TAMPA — After Jordan Chiles finished her last routine of her first day of elite gymnastics competition since the Olympics, she started tearing up.
“Oh my gosh,” she said later, remembering what was spinning through her head. “I’m back.”
Chiles and fellow Tokyo medalist Jade Carey were pleased with their simultaneous returns to the sport’s highest level at the U.S. Gymnastics Championships on Friday night.
Chiles placed third in the all-around behind Shilese Jones and Konnor McClain. Carey is fifth going into Sunday’s final day of the meet. Both came off busy college seasons. They competed weekly from January into April, then shifted into full-time elite training.
“[Friday] honestly went really better than I thought it was going to go,” said UCLA’s Chiles, part of the Olympic silver medal team in Tokyo. “I just wanted to come into this competition hitting four for four [routines], honestly, and that’s what I did.”
They are in solid (and very early) position to make the five-woman team for this fall’s world championships, especially since fourth-place Kayla DiCello is not expected to vie for a roster spot as she matriculates at the University of Florida. A committee will finalize the world team following an October selection camp.
Just by stepping on the floor, Chiles and Carey made history. They became the first U.S. Olympic female gymnasts to return to elite competition following an NCAA season, showing that college gymnastics does not always signal retirement from Olympic-level gymnastics.
Chiles placed in the top five on all four events, competing with micro tears in a shoulder labrum and bicep, alleviated by pain-killing shots in the spring. Carey had the highest score on vault and second-highest on floor.
“This was a very good first step back here on the elite stage,” said Oregon State’s Carey, the Olympic floor exercise champion. “Wasn’t a perfect day, but I’m proud of the routines that I put together.”

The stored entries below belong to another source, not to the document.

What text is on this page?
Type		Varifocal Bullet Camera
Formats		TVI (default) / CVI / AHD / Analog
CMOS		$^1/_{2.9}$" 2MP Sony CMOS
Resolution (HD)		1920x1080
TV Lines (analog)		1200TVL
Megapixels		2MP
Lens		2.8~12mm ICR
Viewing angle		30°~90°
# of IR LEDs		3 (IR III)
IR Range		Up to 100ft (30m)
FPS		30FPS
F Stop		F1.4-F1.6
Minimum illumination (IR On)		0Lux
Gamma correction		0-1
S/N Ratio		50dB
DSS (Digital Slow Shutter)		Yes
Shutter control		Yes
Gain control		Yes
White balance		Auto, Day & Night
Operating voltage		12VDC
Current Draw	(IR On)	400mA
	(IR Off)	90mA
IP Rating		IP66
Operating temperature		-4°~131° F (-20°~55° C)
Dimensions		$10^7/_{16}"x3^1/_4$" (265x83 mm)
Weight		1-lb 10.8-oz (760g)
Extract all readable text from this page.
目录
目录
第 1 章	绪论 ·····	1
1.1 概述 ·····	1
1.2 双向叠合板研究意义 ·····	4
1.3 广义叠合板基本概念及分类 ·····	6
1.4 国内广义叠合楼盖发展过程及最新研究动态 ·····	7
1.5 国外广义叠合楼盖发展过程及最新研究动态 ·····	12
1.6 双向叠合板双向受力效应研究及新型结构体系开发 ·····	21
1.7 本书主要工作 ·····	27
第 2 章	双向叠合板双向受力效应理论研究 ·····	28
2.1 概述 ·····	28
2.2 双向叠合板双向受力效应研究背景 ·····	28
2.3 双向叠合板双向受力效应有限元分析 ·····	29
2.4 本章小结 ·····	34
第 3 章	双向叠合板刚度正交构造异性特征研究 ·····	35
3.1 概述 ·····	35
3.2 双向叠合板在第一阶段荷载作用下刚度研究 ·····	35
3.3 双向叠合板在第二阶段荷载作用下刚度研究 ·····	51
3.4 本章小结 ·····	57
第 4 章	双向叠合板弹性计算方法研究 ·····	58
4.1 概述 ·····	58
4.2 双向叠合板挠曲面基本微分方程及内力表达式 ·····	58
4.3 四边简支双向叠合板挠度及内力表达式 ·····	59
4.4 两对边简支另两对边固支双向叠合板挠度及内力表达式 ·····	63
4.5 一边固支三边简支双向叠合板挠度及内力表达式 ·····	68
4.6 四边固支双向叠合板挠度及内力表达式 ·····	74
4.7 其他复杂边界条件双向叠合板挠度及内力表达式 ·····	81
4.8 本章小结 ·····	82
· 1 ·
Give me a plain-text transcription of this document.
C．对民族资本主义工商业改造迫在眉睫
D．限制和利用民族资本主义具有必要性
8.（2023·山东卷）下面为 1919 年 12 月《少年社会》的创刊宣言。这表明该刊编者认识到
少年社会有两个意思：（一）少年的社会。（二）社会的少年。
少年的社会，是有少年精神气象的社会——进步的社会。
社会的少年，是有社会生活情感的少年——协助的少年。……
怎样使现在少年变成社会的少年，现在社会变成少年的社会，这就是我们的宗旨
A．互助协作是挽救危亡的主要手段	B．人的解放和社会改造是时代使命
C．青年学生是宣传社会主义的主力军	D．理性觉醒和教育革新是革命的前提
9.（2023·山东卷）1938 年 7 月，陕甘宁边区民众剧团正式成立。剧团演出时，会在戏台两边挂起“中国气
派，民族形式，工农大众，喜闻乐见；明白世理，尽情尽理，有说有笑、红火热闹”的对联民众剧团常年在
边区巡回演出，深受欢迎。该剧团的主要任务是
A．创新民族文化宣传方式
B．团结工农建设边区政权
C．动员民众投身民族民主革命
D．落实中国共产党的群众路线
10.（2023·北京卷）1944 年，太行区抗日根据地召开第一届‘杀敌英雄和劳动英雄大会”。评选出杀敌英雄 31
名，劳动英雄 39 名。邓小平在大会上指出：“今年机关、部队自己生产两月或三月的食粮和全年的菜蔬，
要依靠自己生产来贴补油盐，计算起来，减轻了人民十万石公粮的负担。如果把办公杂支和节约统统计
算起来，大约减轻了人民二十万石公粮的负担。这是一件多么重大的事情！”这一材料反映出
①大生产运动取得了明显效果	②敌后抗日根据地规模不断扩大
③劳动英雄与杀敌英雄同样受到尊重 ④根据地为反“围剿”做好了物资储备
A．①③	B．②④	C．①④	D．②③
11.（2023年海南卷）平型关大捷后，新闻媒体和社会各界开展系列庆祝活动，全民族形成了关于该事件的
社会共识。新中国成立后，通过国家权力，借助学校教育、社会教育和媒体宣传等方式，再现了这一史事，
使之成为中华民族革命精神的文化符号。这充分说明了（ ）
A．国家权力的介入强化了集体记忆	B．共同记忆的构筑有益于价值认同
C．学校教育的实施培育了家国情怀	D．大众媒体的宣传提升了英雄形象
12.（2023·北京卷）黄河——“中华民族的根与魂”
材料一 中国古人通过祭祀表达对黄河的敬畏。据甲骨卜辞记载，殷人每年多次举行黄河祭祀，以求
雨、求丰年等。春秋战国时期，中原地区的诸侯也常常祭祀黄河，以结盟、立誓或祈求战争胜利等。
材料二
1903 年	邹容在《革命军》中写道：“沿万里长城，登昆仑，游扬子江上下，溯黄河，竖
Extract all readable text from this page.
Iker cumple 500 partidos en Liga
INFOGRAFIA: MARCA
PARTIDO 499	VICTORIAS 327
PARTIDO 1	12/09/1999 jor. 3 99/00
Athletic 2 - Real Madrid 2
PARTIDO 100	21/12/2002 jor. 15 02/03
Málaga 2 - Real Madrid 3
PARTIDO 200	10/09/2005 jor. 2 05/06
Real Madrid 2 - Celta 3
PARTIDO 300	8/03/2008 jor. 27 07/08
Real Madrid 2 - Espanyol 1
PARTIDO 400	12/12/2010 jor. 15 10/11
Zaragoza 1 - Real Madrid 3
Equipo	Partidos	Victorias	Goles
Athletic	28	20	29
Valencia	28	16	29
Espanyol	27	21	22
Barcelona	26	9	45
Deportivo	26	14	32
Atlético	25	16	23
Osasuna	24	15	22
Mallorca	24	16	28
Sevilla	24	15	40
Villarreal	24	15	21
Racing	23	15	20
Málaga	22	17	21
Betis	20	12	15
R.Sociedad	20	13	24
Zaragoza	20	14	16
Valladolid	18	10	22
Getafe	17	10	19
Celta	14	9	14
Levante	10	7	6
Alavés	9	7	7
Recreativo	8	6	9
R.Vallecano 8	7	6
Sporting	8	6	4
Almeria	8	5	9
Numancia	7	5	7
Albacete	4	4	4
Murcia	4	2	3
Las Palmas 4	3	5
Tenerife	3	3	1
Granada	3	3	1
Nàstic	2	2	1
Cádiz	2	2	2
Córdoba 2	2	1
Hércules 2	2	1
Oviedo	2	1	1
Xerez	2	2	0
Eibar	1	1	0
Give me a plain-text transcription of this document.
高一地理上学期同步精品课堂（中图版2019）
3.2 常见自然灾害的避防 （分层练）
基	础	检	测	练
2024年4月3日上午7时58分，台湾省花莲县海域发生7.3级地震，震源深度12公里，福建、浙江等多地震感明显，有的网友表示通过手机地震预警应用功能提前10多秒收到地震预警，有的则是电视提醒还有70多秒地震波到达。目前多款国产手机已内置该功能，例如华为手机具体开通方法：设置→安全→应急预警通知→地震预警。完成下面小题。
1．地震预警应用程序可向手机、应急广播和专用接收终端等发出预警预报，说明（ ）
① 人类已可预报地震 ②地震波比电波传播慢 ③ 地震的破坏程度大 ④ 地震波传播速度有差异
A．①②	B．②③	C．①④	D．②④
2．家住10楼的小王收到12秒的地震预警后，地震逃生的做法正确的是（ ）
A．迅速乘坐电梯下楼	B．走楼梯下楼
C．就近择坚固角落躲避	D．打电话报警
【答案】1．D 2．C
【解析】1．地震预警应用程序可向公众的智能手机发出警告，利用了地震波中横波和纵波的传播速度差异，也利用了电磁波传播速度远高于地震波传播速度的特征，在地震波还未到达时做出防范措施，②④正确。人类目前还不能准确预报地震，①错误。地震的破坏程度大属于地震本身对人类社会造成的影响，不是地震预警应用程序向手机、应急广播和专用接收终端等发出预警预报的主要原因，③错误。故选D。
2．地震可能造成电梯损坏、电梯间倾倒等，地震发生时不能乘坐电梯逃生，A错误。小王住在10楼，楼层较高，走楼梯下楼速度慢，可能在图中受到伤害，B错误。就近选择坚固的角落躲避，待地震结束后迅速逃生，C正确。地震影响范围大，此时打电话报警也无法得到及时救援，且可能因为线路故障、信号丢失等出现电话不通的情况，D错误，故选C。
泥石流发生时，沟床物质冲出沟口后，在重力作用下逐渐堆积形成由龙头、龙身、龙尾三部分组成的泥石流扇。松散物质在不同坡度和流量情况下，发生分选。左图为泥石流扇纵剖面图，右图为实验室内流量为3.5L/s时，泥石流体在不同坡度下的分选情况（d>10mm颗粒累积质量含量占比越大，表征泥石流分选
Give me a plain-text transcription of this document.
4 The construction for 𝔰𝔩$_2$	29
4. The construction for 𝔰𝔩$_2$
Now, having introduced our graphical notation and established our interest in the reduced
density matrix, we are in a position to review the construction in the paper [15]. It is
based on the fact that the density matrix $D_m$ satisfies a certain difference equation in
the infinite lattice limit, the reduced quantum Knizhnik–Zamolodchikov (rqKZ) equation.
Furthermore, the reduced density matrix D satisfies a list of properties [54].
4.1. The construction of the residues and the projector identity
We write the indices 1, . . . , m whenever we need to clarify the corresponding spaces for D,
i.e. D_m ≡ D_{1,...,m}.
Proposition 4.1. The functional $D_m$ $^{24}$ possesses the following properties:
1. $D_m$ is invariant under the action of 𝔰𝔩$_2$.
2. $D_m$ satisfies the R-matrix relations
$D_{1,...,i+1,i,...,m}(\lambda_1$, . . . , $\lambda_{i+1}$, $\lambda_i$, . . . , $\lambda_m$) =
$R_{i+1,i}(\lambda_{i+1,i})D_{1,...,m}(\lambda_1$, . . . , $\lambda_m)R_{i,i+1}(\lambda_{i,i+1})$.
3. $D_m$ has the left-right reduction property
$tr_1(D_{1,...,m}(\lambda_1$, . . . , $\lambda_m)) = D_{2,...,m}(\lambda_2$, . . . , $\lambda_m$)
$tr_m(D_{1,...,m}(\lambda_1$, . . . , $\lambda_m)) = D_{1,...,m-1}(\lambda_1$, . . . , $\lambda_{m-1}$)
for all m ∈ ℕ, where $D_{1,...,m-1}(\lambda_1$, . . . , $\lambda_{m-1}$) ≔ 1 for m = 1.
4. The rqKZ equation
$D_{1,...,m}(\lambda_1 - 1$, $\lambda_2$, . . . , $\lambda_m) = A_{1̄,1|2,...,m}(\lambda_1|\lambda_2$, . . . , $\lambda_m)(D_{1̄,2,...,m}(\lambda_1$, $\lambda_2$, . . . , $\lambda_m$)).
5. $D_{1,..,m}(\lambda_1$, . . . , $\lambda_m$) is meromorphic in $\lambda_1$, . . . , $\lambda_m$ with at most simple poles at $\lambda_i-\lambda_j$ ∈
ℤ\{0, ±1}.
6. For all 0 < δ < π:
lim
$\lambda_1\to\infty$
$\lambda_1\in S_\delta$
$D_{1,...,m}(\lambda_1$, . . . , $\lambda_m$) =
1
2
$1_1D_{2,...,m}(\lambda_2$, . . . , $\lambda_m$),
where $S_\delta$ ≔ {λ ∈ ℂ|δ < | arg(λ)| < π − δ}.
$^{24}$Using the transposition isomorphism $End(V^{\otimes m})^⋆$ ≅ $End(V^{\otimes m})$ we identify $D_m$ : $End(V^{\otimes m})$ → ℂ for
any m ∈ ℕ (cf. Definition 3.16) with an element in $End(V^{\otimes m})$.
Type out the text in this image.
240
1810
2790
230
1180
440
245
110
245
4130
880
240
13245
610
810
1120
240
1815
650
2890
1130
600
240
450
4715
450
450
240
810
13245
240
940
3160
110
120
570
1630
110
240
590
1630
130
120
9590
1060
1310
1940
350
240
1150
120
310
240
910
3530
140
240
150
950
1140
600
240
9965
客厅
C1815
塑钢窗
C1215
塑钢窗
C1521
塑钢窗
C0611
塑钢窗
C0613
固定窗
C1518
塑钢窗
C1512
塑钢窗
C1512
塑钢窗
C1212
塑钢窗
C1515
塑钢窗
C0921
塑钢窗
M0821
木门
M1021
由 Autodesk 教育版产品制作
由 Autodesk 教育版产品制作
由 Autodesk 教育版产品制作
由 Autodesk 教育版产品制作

Carey and Chiles both have 2024 Olympic ambitions. Only one U.S. female gymnast has gone from the Olympics to college gymnastics and back to the Olympics, and that was before the NCAA era began 40 years ago.
They are faces of a changing landscape in the sport. In Tokyo, there were more non-teens than teens competing in Olympic women’s gymnastics for the first time in more than 50 years. Also in the last 50 years, Simone Biles is the only woman in her 20s to win a U.S. all-around title. Jones is 20. Chiles is 21. Carey is 22.
Chiles and Carey ascended into leadership roles in the absences of Biles, who texted Chiles that she would watch the competition from her cruise, and Tokyo all-around gold medalist Suni Lee, who was in the arena as a spectator. Biles and Lee have not ruled out returns to elite gymnastics for a 2024 Olympic run.
Before Friday’s competition, Chiles said she and Carey told the other gymnasts that they would bring a hyped-up, loud-cheering NCAA atmosphere to the event.
Chiles took notice of her younger competitors. Notably Jones, whose leading 14.85 on uneven bars motivated Chiles to “step it up.”
“I’m happy that they’re looking up to us in a way, but then also I can look up to them knowing that they are younger, and they are experiencing something different,” Chiles said. “I’m coming into this as Jordan Chiles, the Olympian, but they’re still being able to fulfill their journey.”